What we are also starting to see is native e-retailers growing their businesses by venturing off the web and onto Main Street. As an example, the men’s fashion company Bonobos launched as an e-retailer selling direct to consumers with smashing success. In recent years, to complement their online sales, Bonobos has opened more than 30 storefronts (with plans to open more) in major U.S. cities such as Chicago, Seattle, Minneapolis, Austin and others. The stores are staffed with stylists who provide one-on-one attention and fashion advice while allowing customers to try on their wares. However, the stores operate as showrooms, and, true to Bonobos’ internet roots, all items that customers want to buy are shipped directly to their homes. This model allows Bonobos to save on inventory costs and still provide customers a way to touch and feel their clothing and interact with the brand. Bonobos is not alone in this respect with Amazon, Warby Parker and Fabletics all having opened or in the process of opening physical stores.
NorthMarq’s own loan servicing portfolio does not suggest a trend of retail properties faltering. NorthMarq currently services approximately 1,300 loans whose collateral is retail properties. Of these loans, only three (0.2%) are non-performing. These numbers provide a contrast to the headlines we have been seeing and reading. Furthermore, my own anecdotal observations have been that good properties have been able to retain leases through bankruptcies or have been able to re-lease space when the original tenant vacated.
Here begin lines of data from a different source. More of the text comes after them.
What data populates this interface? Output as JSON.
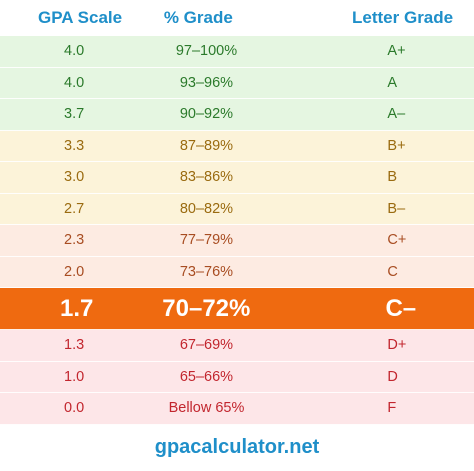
{
  "header": {
    "col1": "GPA Scale",
    "col2": "% Grade",
    "col3": "Letter Grade"
  },
  "rows": [
    {
      "gpa": "4.0",
      "percent": "97–100%",
      "letter": "A+",
      "band": "green"
    },
    {
      "gpa": "4.0",
      "percent": "93–96%",
      "letter": "A",
      "band": "green"
    },
    {
      "gpa": "3.7",
      "percent": "90–92%",
      "letter": "A–",
      "band": "green"
    },
    {
      "gpa": "3.3",
      "percent": "87–89%",
      "letter": "B+",
      "band": "yellow"
    },
    {
      "gpa": "3.0",
      "percent": "83–86%",
      "letter": "B",
      "band": "yellow"
    },
    {
      "gpa": "2.7",
      "percent": "80–82%",
      "letter": "B–",
      "band": "yellow"
    },
    {
      "gpa": "2.3",
      "percent": "77–79%",
      "letter": "C+",
      "band": "peach"
    },
    {
      "gpa": "2.0",
      "percent": "73–76%",
      "letter": "C",
      "band": "peach"
    },
    {
      "gpa": "1.7",
      "percent": "70–72%",
      "letter": "C–",
      "band": "highlight"
    },
    {
      "gpa": "1.3",
      "percent": "67–69%",
      "letter": "D+",
      "band": "pink"
    },
    {
      "gpa": "1.0",
      "percent": "65–66%",
      "letter": "D",
      "band": "pink"
    },
    {
      "gpa": "0.0",
      "percent": "Bellow 65%",
      "letter": "F",
      "band": "pink"
    }
  ],
  "footer": "gpacalculator.net",
  "colors": {
    "header_text": "#1f8fc9",
    "highlight_bg": "#ef6a10",
    "green_band": "#e5f6e1",
    "yellow_band": "#fcf3d9",
    "peach_band": "#fdebe2",
    "pink_band": "#fde6e8"
  }
}
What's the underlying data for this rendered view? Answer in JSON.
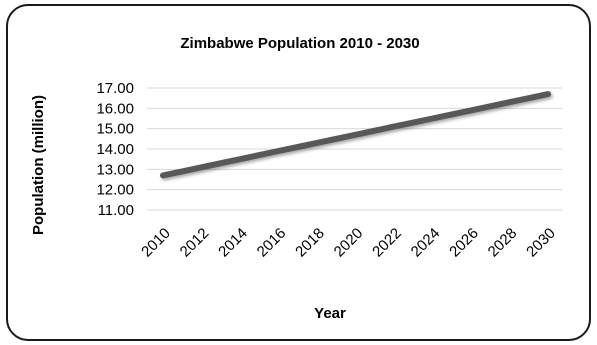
{
  "chart_data": {
    "type": "line",
    "title": "Zimbabwe Population 2010 - 2030",
    "xlabel": "Year",
    "ylabel": "Population (million)",
    "x_tick_labels": [
      "2010",
      "2012",
      "2014",
      "2016",
      "2018",
      "2020",
      "2022",
      "2024",
      "2026",
      "2028",
      "2030"
    ],
    "y_tick_labels": [
      "11.00",
      "12.00",
      "13.00",
      "14.00",
      "15.00",
      "16.00",
      "17.00"
    ],
    "ylim": [
      11,
      17
    ],
    "xlim": [
      2010,
      2030
    ],
    "grid": true,
    "legend": "none",
    "series": [
      {
        "x": [
          2010,
          2011,
          2012,
          2013,
          2014,
          2015,
          2016,
          2017,
          2018,
          2019,
          2020,
          2021,
          2022,
          2023,
          2024,
          2025,
          2026,
          2027,
          2028,
          2029,
          2030
        ],
        "y": [
          12.7,
          12.9,
          13.1,
          13.3,
          13.5,
          13.7,
          13.9,
          14.1,
          14.3,
          14.5,
          14.7,
          14.9,
          15.1,
          15.3,
          15.5,
          15.7,
          15.9,
          16.1,
          16.3,
          16.5,
          16.7
        ],
        "color": "#595959"
      }
    ]
  }
}
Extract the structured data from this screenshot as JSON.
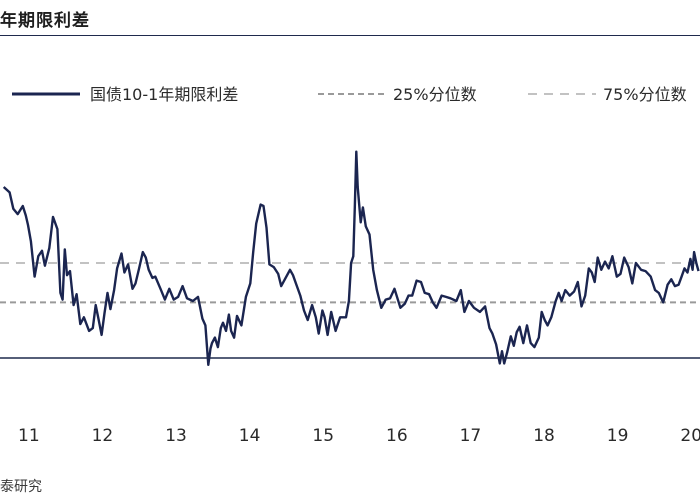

While headlines may suggest that the traditional American retail store is headed the way of the dinosaurs, the on-the-ground/on-the-internet ingenuity of the retail industry argues otherwise. I believe we are passing through a phase of retail adapting to our fast-changing world as it experiments with new ways of catering to the needs of its customers while also altering, but not eliminating, its traditional brick-and-mortar business practices to remain nimble enough for further experiments.
Now is the time for retail entrepreneurs to do three things to avoid joining the ranks of the shuttered storefronts: 1) assess the unique applicability of online resources to their particular type of retail use; 2) re-think the ways in which brick-and-mortar resources add value to the enterprise (minimizing “physical” costs such as inventory); and 3) exploit the synergies inherent in the right mix of online and physical storefronts. If retailers can make honest assessments and adapt accordingly, I predict we will see the industry successfully evolve and avoid the “extinction” today’s headlines imply is inevitable.